The Science of Big, Weird Flowers

Science News, Sept 11, 1999 by Susan Milius

Even in the best of circumstances, no Rafflesia species reproduces prodigiously, and spreading human settlements threaten the habitat for lowland species. In Sabah, only half of the patches Nais monitors are protected.

"I used to be very gloomy about saving Rafflesia," Nais says. Even preserving the plant in botanic gardens didn't seem like a promising option, since only the Bogor Botanical Garden in Indonesia has succeeded in growing a Rafflesia--and its last bloom opened in 1929. Now, however, Nais reports that vines inoculated with seeds have sprouted five buds of R. keithii. He estimates that the largest bud could bloom in 5 months.

The Rafflesian past has been as puzzling as its present, according to Claude W. dePamphilis of Pennsylvania State University in State College. The species are such stripped-down parasites--literally just flowers attached to strands that infiltrate a host and steal nutrients--that botanists studying evolution don't have a lot to go on. DePamphilis hopes that DNA analysis will clarify Rafflesia's relationship to other plants.

As part of an effort to place parasitic species in the family tree of flowering plants, dePamphilis' team has sequenced two mitochondrial genes from 161 plant species, including 2 of Rafflesia. The researchers also included a wide range of plants--from water lilies and magnolias, long considered to be of ancient lineages, to newer creatures like tobacco and peas. Parasitism has arisen at least 11 times in the history of flowering plants, dePamphilis reports.

He says that the picture that's taking shape fits "surprisingly well" with the family tree emerging from another big evolutionary analysis, the collaboration called "Deep Green" (SN: 8/7/99, p. 85).

For their analysis, dePamphilis and Penn State colleague Todd J. Barkman visited Nais in Borneo to collect Rafflesia tissue samples. Because they were working with such difficult-to-obtain specimens, the researchers lugged some 80 pounds of equipment into the jungle, including a coffee grinder for pulverizing tissue, and did DNA isolations on the spot.

So far, they've found that the parasitic genus Cytinus, traditionally classified in the same family as Rafflesia, belongs much higher in the branches of the evolutionary tree, near the hibiscus order. As for the genus Rafflesia itself, "we're zeroing in" on its exact branch, dePamphilis says.

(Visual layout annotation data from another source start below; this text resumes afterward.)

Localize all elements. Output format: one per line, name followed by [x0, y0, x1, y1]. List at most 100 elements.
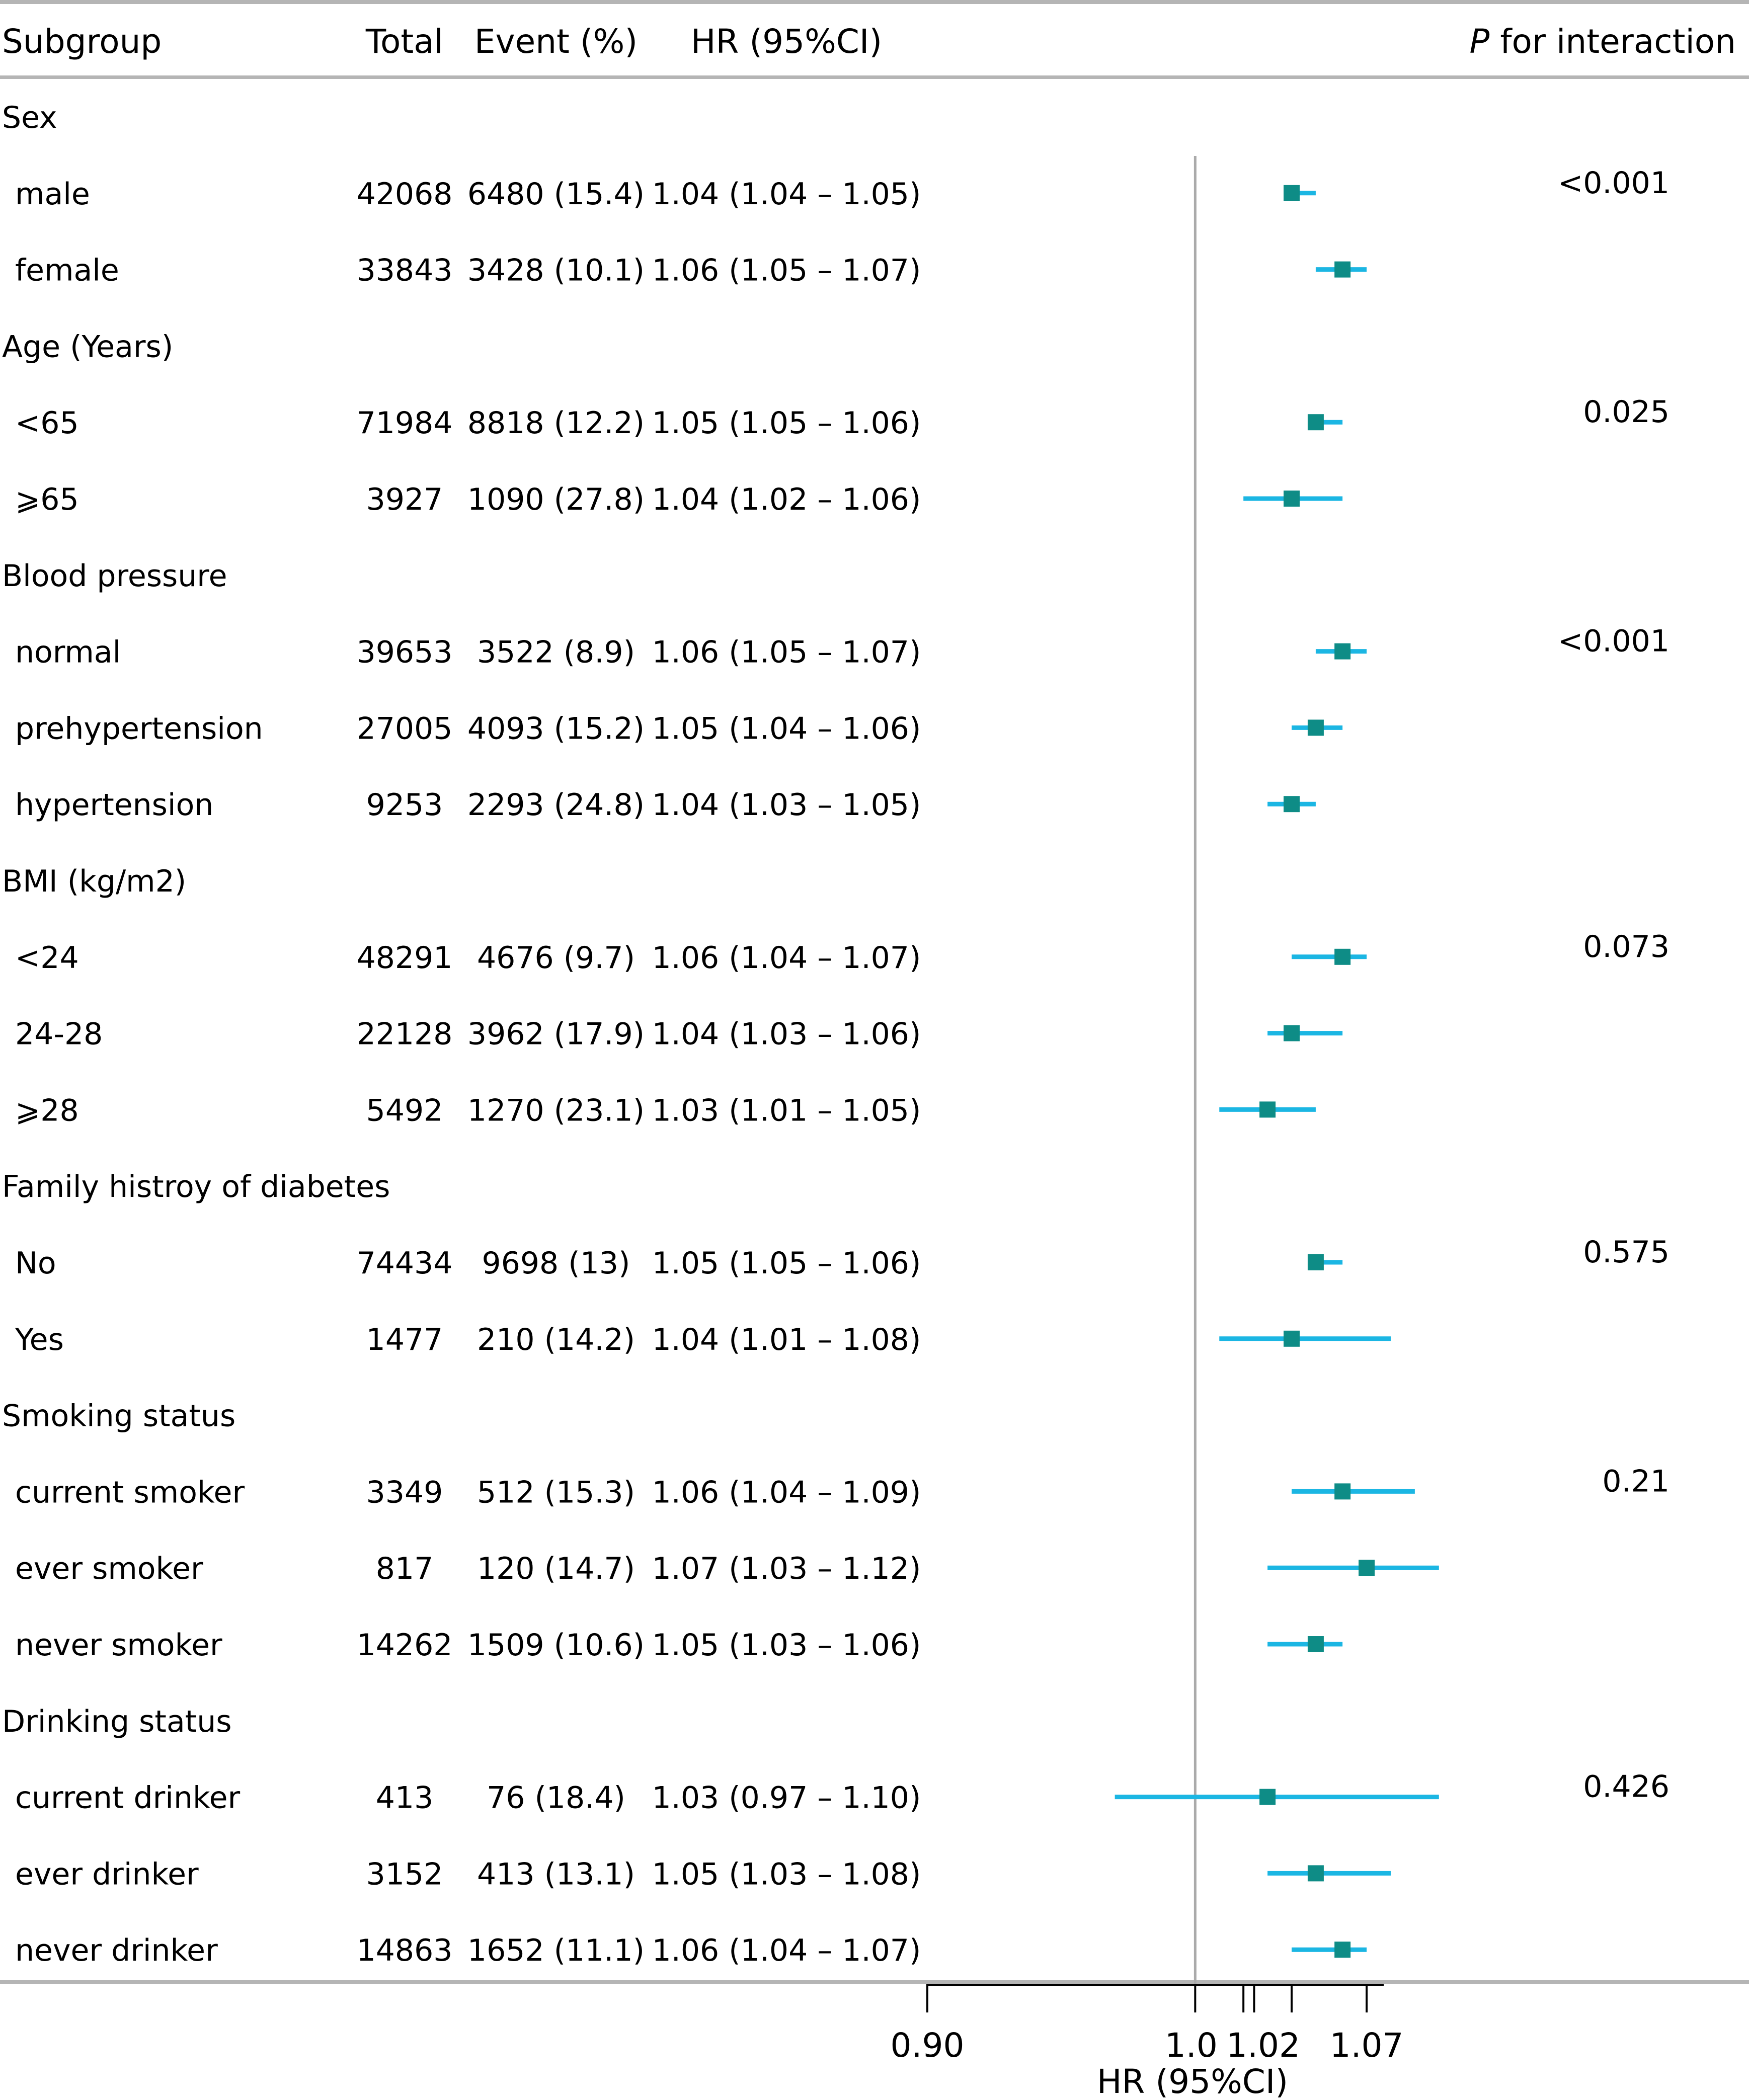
subgroup-label: 24-28 — [15, 1017, 103, 1052]
table-row: female 33843 3428 (10.1) 1.06 (1.05 – 1.07) — [15, 253, 921, 288]
total-value: 1477 — [366, 1322, 443, 1357]
total-value: 42068 — [357, 177, 453, 212]
header-rule — [0, 75, 1749, 79]
event-value: 76 (18.4) — [487, 1781, 625, 1816]
table-row: <65 71984 8818 (12.2) 1.05 (1.05 – 1.06) 0.0… — [15, 394, 1670, 441]
subgroup-label: never drinker — [15, 1933, 218, 1968]
event-value: 4093 (15.2) — [467, 711, 645, 746]
table-row: 24-28 22128 3962 (17.9) 1.04 (1.03 – 1.06) — [15, 1017, 921, 1052]
event-value: 3962 (17.9) — [467, 1017, 645, 1052]
event-value: 3522 (8.9) — [477, 635, 635, 670]
event-value: 210 (14.2) — [477, 1322, 635, 1357]
subgroup-label: never smoker — [15, 1628, 222, 1663]
total-value: 14863 — [357, 1933, 453, 1968]
subgroup-label: female — [15, 253, 119, 288]
header-p-rest: for interaction — [1489, 22, 1736, 61]
hr-point-marker — [1359, 1560, 1375, 1576]
total-value: 39653 — [357, 635, 453, 670]
total-value: 9253 — [366, 787, 443, 823]
total-value: 33843 — [357, 253, 453, 288]
total-value: 27005 — [357, 711, 453, 746]
total-value: 74434 — [357, 1246, 453, 1281]
subgroup-label: male — [15, 177, 90, 212]
hr-point-marker — [1259, 1101, 1276, 1118]
event-value: 120 (14.7) — [477, 1551, 635, 1586]
subgroup-label: <65 — [15, 406, 79, 441]
table-row: male 42068 6480 (15.4) 1.04 (1.04 – 1.05) <0… — [15, 166, 1670, 212]
table-row: ever smoker 817 120 (14.7) 1.07 (1.03 – 1.1… — [15, 1551, 921, 1586]
table-row: never drinker 14863 1652 (11.1) 1.06 (1.04 … — [15, 1933, 921, 1968]
subgroup-label: current smoker — [15, 1475, 245, 1510]
group-label: Smoking status — [2, 1399, 235, 1434]
event-value: 6480 (15.4) — [467, 177, 645, 212]
x-axis: 0.90 1.0 1.02 1.07 — [891, 1984, 1404, 2065]
p-interaction-value: <0.001 — [1558, 624, 1670, 659]
table-row: ⩾65 3927 1090 (27.8) 1.04 (1.02 – 1.06) — [15, 482, 921, 517]
total-value: 817 — [376, 1551, 434, 1586]
subgroup-label: ever smoker — [15, 1551, 203, 1586]
subgroup-label: normal — [15, 635, 121, 670]
table-row: current drinker 413 76 (18.4) 1.03 (0.97 – … — [15, 1769, 1670, 1816]
hr-point-marker — [1334, 1942, 1351, 1958]
hr-ci-text: 1.05 (1.03 – 1.06) — [652, 1628, 921, 1663]
hr-ci-text: 1.03 (1.01 – 1.05) — [652, 1093, 921, 1128]
total-value: 14262 — [357, 1628, 453, 1663]
x-axis-tick-label: 0.90 — [891, 2026, 965, 2065]
event-value: 8818 (12.2) — [467, 406, 645, 441]
top-rule — [0, 0, 1749, 4]
hr-point-marker — [1307, 1254, 1324, 1270]
hr-point-marker — [1284, 1025, 1300, 1041]
subgroup-label: current drinker — [15, 1781, 240, 1816]
event-value: 1090 (27.8) — [467, 482, 645, 517]
hr-ci-text: 1.04 (1.03 – 1.06) — [652, 1017, 921, 1052]
group-label: Age (Years) — [2, 329, 173, 364]
group-label: Sex — [2, 100, 57, 135]
x-axis-tick-label: 1.02 — [1226, 2026, 1300, 2065]
subgroup-label: <24 — [15, 940, 79, 976]
hr-point-marker — [1259, 1789, 1276, 1805]
hr-ci-text: 1.07 (1.03 – 1.12) — [652, 1551, 921, 1586]
x-axis-label: HR (95%CI) — [1097, 2062, 1288, 2100]
hr-point-marker — [1307, 1865, 1324, 1882]
subgroup-label: ever drinker — [15, 1856, 199, 1892]
hr-marks — [1115, 185, 1439, 1958]
event-value: 512 (15.3) — [477, 1475, 635, 1510]
table-row: ⩾28 5492 1270 (23.1) 1.03 (1.01 – 1.05) — [15, 1093, 921, 1128]
hr-ci-text: 1.04 (1.01 – 1.08) — [652, 1322, 921, 1357]
subgroup-label: hypertension — [15, 787, 213, 823]
hr-ci-text: 1.04 (1.02 – 1.06) — [652, 482, 921, 517]
header-p-italic: P — [1470, 22, 1490, 61]
header-hr: HR (95%CI) — [691, 22, 882, 61]
total-value: 22128 — [357, 1017, 453, 1052]
hr-point-marker — [1284, 185, 1300, 201]
hr-point-marker — [1307, 1636, 1324, 1652]
hr-point-marker — [1284, 796, 1300, 813]
subgroup-label: prehypertension — [15, 711, 263, 746]
hr-ci-text: 1.06 (1.04 – 1.09) — [652, 1475, 921, 1510]
event-value: 2293 (24.8) — [467, 787, 645, 823]
hr-ci-text: 1.06 (1.05 – 1.07) — [652, 253, 921, 288]
group-label: Drinking status — [2, 1704, 232, 1739]
header-event: Event (%) — [474, 22, 638, 61]
hr-point-marker — [1284, 1330, 1300, 1347]
header-total: Total — [365, 22, 443, 61]
event-value: 1270 (23.1) — [467, 1093, 645, 1128]
p-interaction-value: 0.21 — [1602, 1464, 1670, 1499]
hr-point-marker — [1334, 1483, 1351, 1500]
group-label: BMI (kg/m2) — [2, 864, 186, 899]
event-value: 1509 (10.6) — [467, 1628, 645, 1663]
event-value: 4676 (9.7) — [477, 940, 635, 976]
table-row: never smoker 14262 1509 (10.6) 1.05 (1.03 –… — [15, 1628, 921, 1663]
header-subgroup: Subgroup — [2, 22, 162, 61]
hr-ci-text: 1.06 (1.04 – 1.07) — [652, 1933, 921, 1968]
hr-ci-text: 1.03 (0.97 – 1.10) — [652, 1781, 921, 1816]
hr-ci-text: 1.05 (1.03 – 1.08) — [652, 1856, 921, 1892]
total-value: 48291 — [357, 940, 453, 976]
total-value: 3152 — [366, 1856, 443, 1892]
p-interaction-value: 0.426 — [1583, 1769, 1670, 1805]
event-value: 3428 (10.1) — [467, 253, 645, 288]
group-label: Blood pressure — [2, 558, 227, 594]
event-value: 1652 (11.1) — [467, 1933, 645, 1968]
hr-point-marker — [1334, 643, 1351, 660]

Seeing wild Rafflesia plants thrilled dePamphilis. "The buds are as big as a basketball--it's otherworldly," he says. However, he's never caught a bloom during its brief prime. "The bud we were watching didn't open until the day our plane was in the air," he says.

Not all botanical giants are so hard to see. A. titanum will display its huge blooms in captivity. Discovered on Sumatra by 19th-century explorers, it's not a parasite like Rafflesia. The jack-in-the-pulpit relative caused a sensation when a 10-year-old plant at Kew bloomed in 1887. The first bloom in the United States, at the New York Botanical Gardens in 1937, drew thousands of spectators. Paramount Studios sent a camera crew.